Com um novo disco pronto, mas cujo lançamento tem vindo a ser adiado devido á pandemia de covid-19, António Caixeiro é um dos músicos que participa no Festival BA, promovido pela Cimbal. Até final do mês de julho tem concertos marcados para Castro Verde (23), Moura (24), Serpa (29) e Alvito (30). Em agosto irá atuar em Almodôvar (dia 5) e em Barrancos (19).

 

Texto Rita Palma Nascimento

 

Começaste a cantar aos 13 anos, influenciado pelas tradicionais vivências e cantares dos homens nas tabernas de Cuba. Nesse palco, tão diferente de outros já pisados por cantadores, um pouco por todo o mundo, sente-se o Cante de forma diferente?

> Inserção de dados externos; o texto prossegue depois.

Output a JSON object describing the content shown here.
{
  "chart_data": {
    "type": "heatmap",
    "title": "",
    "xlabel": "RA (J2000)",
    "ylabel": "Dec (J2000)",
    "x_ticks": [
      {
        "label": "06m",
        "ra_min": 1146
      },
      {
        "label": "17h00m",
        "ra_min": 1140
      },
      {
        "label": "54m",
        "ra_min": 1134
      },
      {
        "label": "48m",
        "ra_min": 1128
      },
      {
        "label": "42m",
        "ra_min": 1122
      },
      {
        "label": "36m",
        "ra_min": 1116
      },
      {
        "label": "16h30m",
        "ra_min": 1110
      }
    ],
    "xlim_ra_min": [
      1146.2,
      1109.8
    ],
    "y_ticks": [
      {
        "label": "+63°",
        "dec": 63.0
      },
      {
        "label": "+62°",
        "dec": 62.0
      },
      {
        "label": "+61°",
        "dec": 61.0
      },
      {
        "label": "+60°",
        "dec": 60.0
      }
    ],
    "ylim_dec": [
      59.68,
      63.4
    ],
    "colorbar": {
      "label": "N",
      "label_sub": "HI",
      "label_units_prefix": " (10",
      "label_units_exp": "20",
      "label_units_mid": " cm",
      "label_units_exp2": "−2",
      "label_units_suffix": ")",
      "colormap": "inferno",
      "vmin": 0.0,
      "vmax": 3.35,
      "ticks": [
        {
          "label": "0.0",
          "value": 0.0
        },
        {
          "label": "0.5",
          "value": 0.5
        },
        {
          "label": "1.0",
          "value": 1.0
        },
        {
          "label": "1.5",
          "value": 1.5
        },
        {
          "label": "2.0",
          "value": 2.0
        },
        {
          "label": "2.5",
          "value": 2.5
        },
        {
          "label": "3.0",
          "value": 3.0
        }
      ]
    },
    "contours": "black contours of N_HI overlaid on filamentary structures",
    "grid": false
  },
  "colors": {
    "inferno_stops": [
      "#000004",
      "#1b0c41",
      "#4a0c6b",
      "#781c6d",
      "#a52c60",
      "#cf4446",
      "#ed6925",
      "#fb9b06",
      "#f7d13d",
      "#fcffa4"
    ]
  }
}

Claro que se sente. O Cante nasceu no campo, no trabalho duro de sol a sol e na taberna, após mais um dia de trabalho, num refrescar de garganta e de alma. E essa magia, que acontece sem hora nem dia marcado, ainda marca presença nos dias de hoje nas tabernas da Cuba, onde há lugar a enganos, ao esquecimento da letra e até do estilo (melodia) da moda cantada. Porque o Cante é dos homens, sejam eles analfabetos ou letrados, é dos operários e dos agricultores, de estudantes e dos doutores. O cante é do povo. Do povo alentejano, mas é, também, desde 2014, do mundo.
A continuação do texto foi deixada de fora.